Wednesday, May 2, 2007

Forensic Code Reviews

Several times within the last year, I've conducted what amounts to a forensic code review: in order to find out how a portion of the codebase ended up in a particular state, I've had to delve through its history and gather evidence.

When you do you first one or two forensic code reviews, it's fascinating to see how much you really can dig up, if you try. The information's all there, if you're using a good source control system. You are using source control, aren't you?

Unfortunately, if you're using CVS, as I imagine many of you are, and you're refactoring your code, as I hope many of you are, it helps to have a pretty good understanding of how the codebase has changed. When conducting a forensic code review, I often have to go back beyond the last file location, which means I need to know where the code used to be -- particularly when the first comment doesn't make that clear. (Note: you can save yourself some pain here; use a good commit comment when moving or renaming files).

The Current Example
We have a work product that requires some heavy calculation to achieve. As an example, I'll use an insurance quotation that takes the customer's desired insurance needs, profile, autos, runs them through a proprietary set of business rules and creates a quotation. This isn't the domain of our system, but it's one that most people are familiar with, so it's an easier example.

Although the insurance quote is entirely derived information, the quotation process takes a fair amount of time to run, so we store the end result in the database. If the customer wishes to see the quote again, we simply retrieve it.

Before we retrieve it, though, we run a quick check to see if the quotation is valid. We check the date the quotation was calculated against the last date on which inputs to the quotation have changed. If the quotation was calculated after the last input change, then it's "clean", and we can offer it to the customer direct from the database. If the inputs have changed since the quotation was calculated, then the quotation is 'dirty', and we have to calculate a new one.

Before I get into the problem at hand, let me describe one other date: the calculation-effective-date. This is the date for which the calculation should be effective. There are a number of date-effective routines in the system that look up competitive data, choose versions of the business logic, check against date-sensitive actuarial tables, that sort of thing. In order to ensure that a customer doesn't experience an unexpected change in rates between one "what if" quotation and another, we use the beginning of the insurance quotation session as the calculation effective date. This means that a customer won't hit "recalc" and be presented with radically different results for almost-identical data.

The Problem
Recently, we've seen that the quotation process seems to be invoked more often than it should be. In the process of making another change, I discovered why.

Where we used to record the current date as the date on which the quotation was calculated, we seem to have started using the calculation effective date. Since this calculation effective date is the beginning of the quotation session, this is usually before the last input data changed.

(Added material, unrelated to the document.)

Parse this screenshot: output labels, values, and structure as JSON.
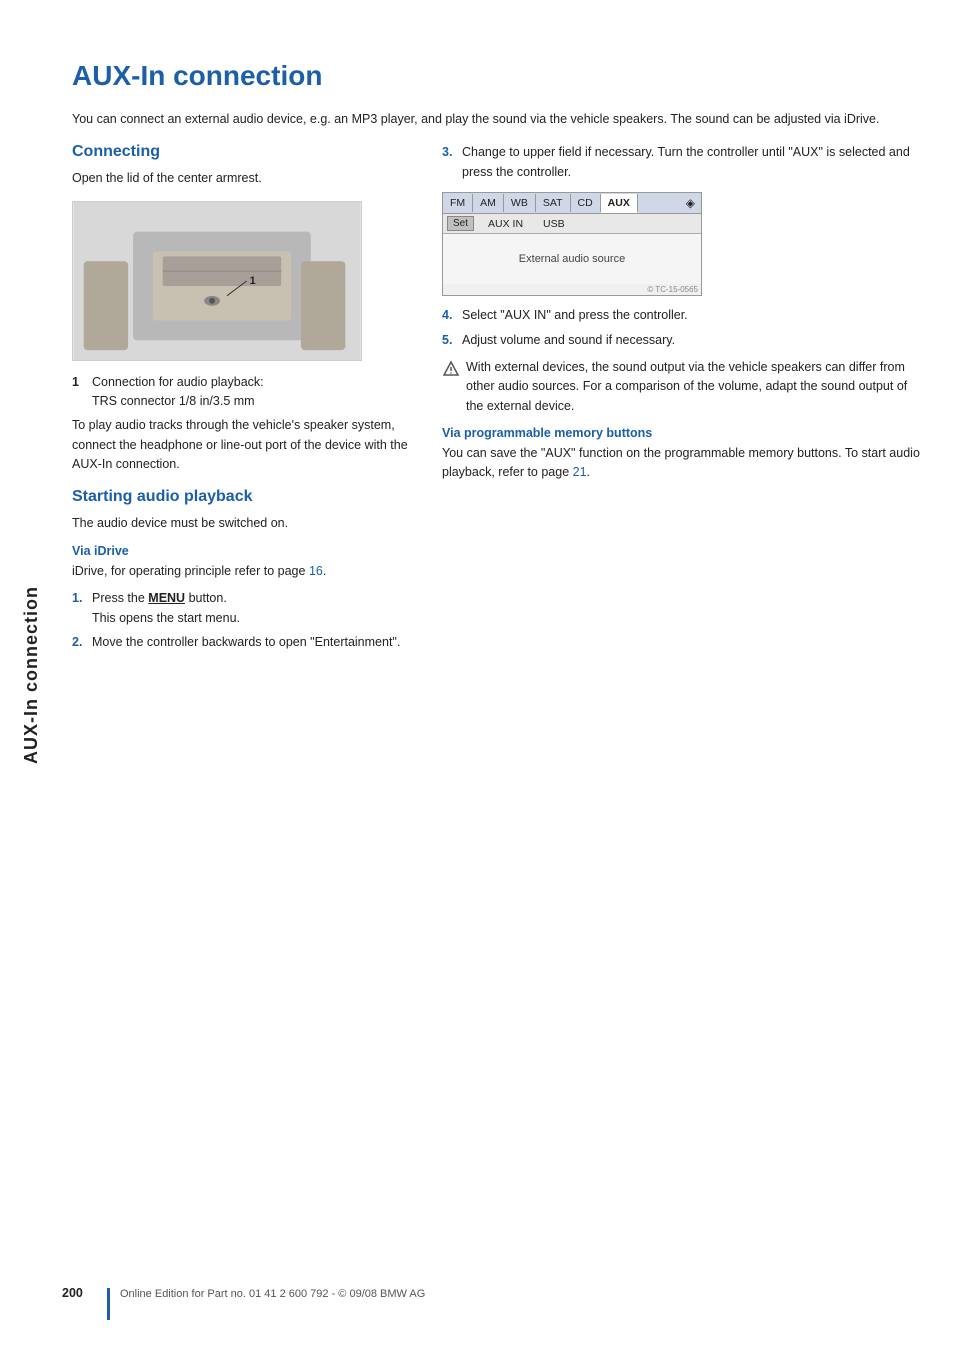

The system thinks the quotation is always dirty, and thus calculates a new quotation each time we ask to see it.

The Causes
There are two independent things that caused this problem. At a point in the not-too-distant past, we used the 'current date' at the time of calculation for calculation-effective routines. This meant that one quotation was internally consistent, but it might not be consistent with the last quotation the customer received, minutes ago.

The code that invoked the quotation engine created a date variable, calculationEffectiveDate, then went on to use that both as the calculation effective date, and as the date on which the solution was calculated. This worked for a long time, because the two were effectively the same.

However, when we moved to using the session start, another developer came along and revised the assignment to calculationEffectiveDate so that the session's start was used for this. Unfortunately, this variable, and thus date, was, as described above, also used as the date on which the solution as calculated. This caused the caching failures we've already described.

There are a few conclusions here:

  1. Name your variables for how they are used; if a variable has two uses, make sure that's clear in the name, or use two variables.
  2. When modifying existing code, make sure you understand the impact. In this instance, judicious use of Eclipse's "Mark Occurrences" would have quickly shown the variable whose assignment was being modified was being used in two distinct ways.
  3. Don't use source control; there's always some bastard like me waiting to dig up your mistakes later, and blame you for them. :)


Anonymous said...

I'd fire the bastard for that.


Anonymous said...
This comment has been removed by a blog administrator.